Lord Mayor Clover Moore said the City was spending $540 million at Green Square on its biggest ever project.

“I love Peter Stutchbury’s idea to create a wonderful, flowing outdoor room for these new creative facilities, I’m sure it will become a popular spot for the community,” the Lord Mayor said.

“Eventually Green Square will house more than 60,000 residents, they deserve the best facilities we can provide.

“As well as essential infrastructure like roads and footpaths, we’re building a new library and plaza, aquatic centre, childcare centre and these creative community spaces where people can come together to work, acquire and refine their creative talents and just enjoy their spare time.

“Most buildings in Green Square are new, so I’m really pleased we’ve been able to preserve these older buildings, which remind people of the area’s rich and varied history.”

The South Sydney Hospital site sits within the new Green Square town centre, to be built over 14 hectares of land next to Green Square railway station, four kilometres south of the city centre.

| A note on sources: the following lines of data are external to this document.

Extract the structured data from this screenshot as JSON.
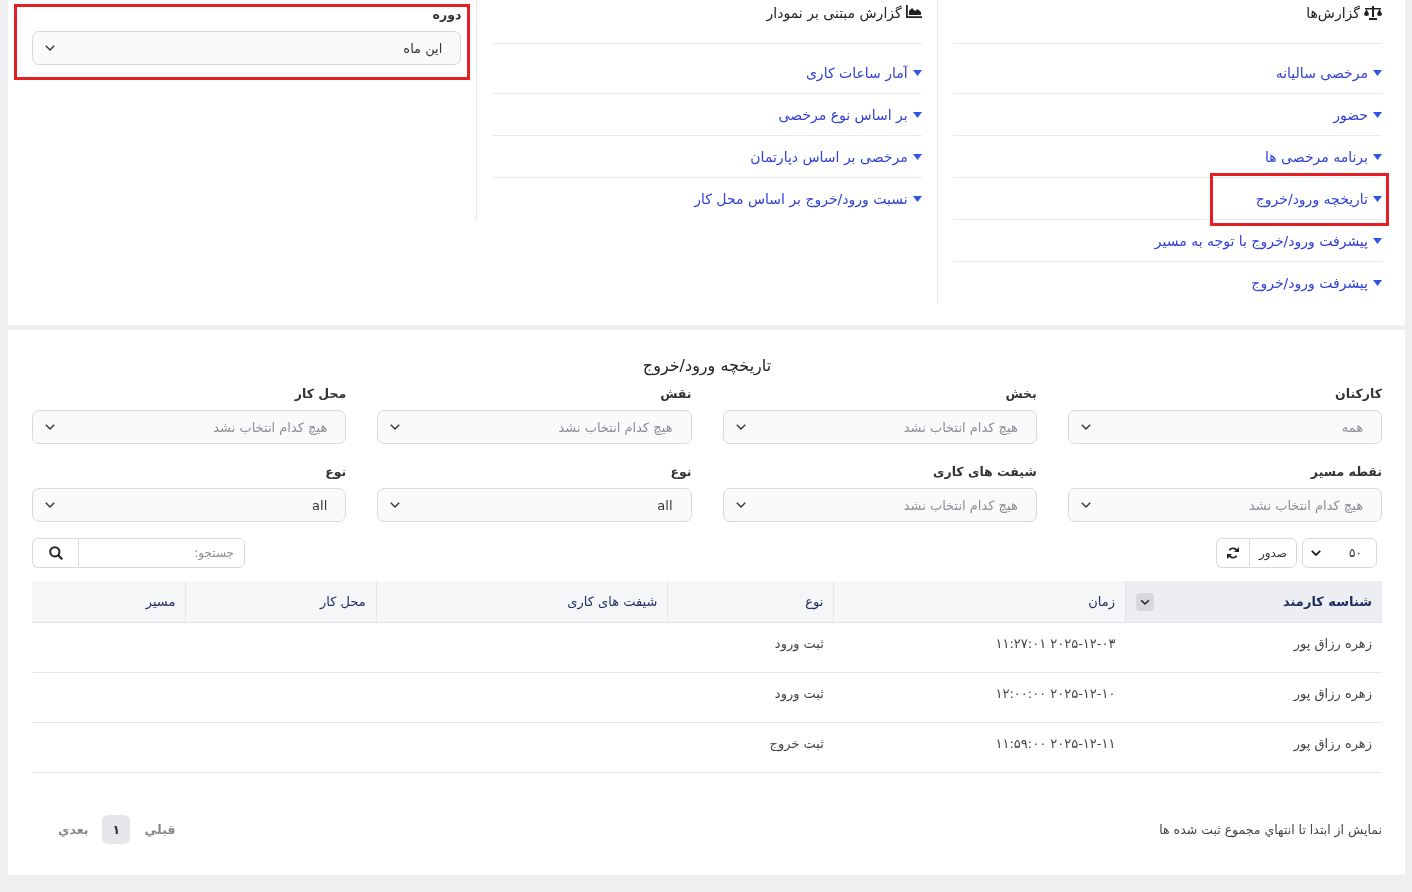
{
  "reports": {
    "title": "گزارش‌ها",
    "items": [
      {
        "label": "مرخصی سالیانه",
        "highlighted": false
      },
      {
        "label": "حضور",
        "highlighted": false
      },
      {
        "label": "برنامه مرخصی ها",
        "highlighted": false
      },
      {
        "label": "تاریخچه ورود/خروج",
        "highlighted": true
      },
      {
        "label": "پیشرفت ورود/خروج با توجه به مسیر",
        "highlighted": false
      },
      {
        "label": "پیشرفت ورود/خروج",
        "highlighted": false
      }
    ]
  },
  "chart_reports": {
    "title": "گزارش مبتنی بر نمودار",
    "items": [
      {
        "label": "آمار ساعات کاری",
        "highlighted": false
      },
      {
        "label": "بر اساس نوع مرخصی",
        "highlighted": false
      },
      {
        "label": "مرخصی بر اساس دپارتمان",
        "highlighted": false
      },
      {
        "label": "نسبت ورود/خروج بر اساس محل کار",
        "highlighted": false
      }
    ]
  },
  "period_filter": {
    "label": "دوره",
    "value": "این ماه",
    "highlighted": true
  },
  "attendance_history": {
    "title": "تاریخچه ورود/خروج",
    "filters": [
      {
        "label": "کارکنان",
        "placeholder": "همه"
      },
      {
        "label": "بخش",
        "placeholder": "هیچ کدام انتخاب نشد"
      },
      {
        "label": "نقش",
        "placeholder": "هیچ کدام انتخاب نشد"
      },
      {
        "label": "محل کار",
        "placeholder": "هیچ کدام انتخاب نشد"
      },
      {
        "label": "نقطه مسیر",
        "placeholder": "هیچ کدام انتخاب نشد"
      },
      {
        "label": "شیفت های کاری",
        "placeholder": "هیچ کدام انتخاب نشد"
      },
      {
        "label": "نوع",
        "value": "all"
      },
      {
        "label": "نوع",
        "value": "all"
      }
    ],
    "page_size": "۵۰",
    "export_button": "صدور",
    "search": {
      "placeholder": "جستجو:"
    },
    "table": {
      "columns": [
        {
          "label": "شناسه کارمند",
          "sorted": true
        },
        {
          "label": "زمان",
          "sorted": false
        },
        {
          "label": "نوع",
          "sorted": false
        },
        {
          "label": "شیفت های کاری",
          "sorted": false
        },
        {
          "label": "محل کار",
          "sorted": false
        },
        {
          "label": "مسیر",
          "sorted": false
        }
      ],
      "rows": [
        {
          "cells": [
            "زهره رزاق پور",
            "۲۰۲۵-۱۲-۰۳ ۱۱:۲۷:۰۱",
            "ثبت ورود"
          ]
        },
        {
          "cells": [
            "زهره رزاق پور",
            "۲۰۲۵-۱۲-۱۰ ۱۲:۰۰:۰۰",
            "ثبت ورود"
          ]
        },
        {
          "cells": [
            "زهره رزاق پور",
            "۲۰۲۵-۱۲-۱۱ ۱۱:۵۹:۰۰",
            "ثبت خروج"
          ]
        }
      ]
    },
    "summary": "نمایش از ابتدا تا انتهاي مجموع ثبت شده ها",
    "pagination": [
      {
        "label": "قبلي",
        "selected": false
      },
      {
        "label": "۱",
        "selected": true
      },
      {
        "label": "بعدي",
        "selected": false
      }
    ]
  }
}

The new town centre is part of the 278 hectare Green Square urban redevelopment area, where around $13 billion is being spent building apartments and community facilities for the 61,000 people who are expected to live in the area by 2030.

These days Green Square includes parts of Alexandria, Beaconsfield, Rosebery, Waterloo and Redfern in an area that has a rich social history.

It was home to Aboriginal people and colonial settlers before its location and plentiful water supply saw industries move in. By the 1940s Alexandria was home to more than 550 factories and was known as the ‘Birmingham of Australia’.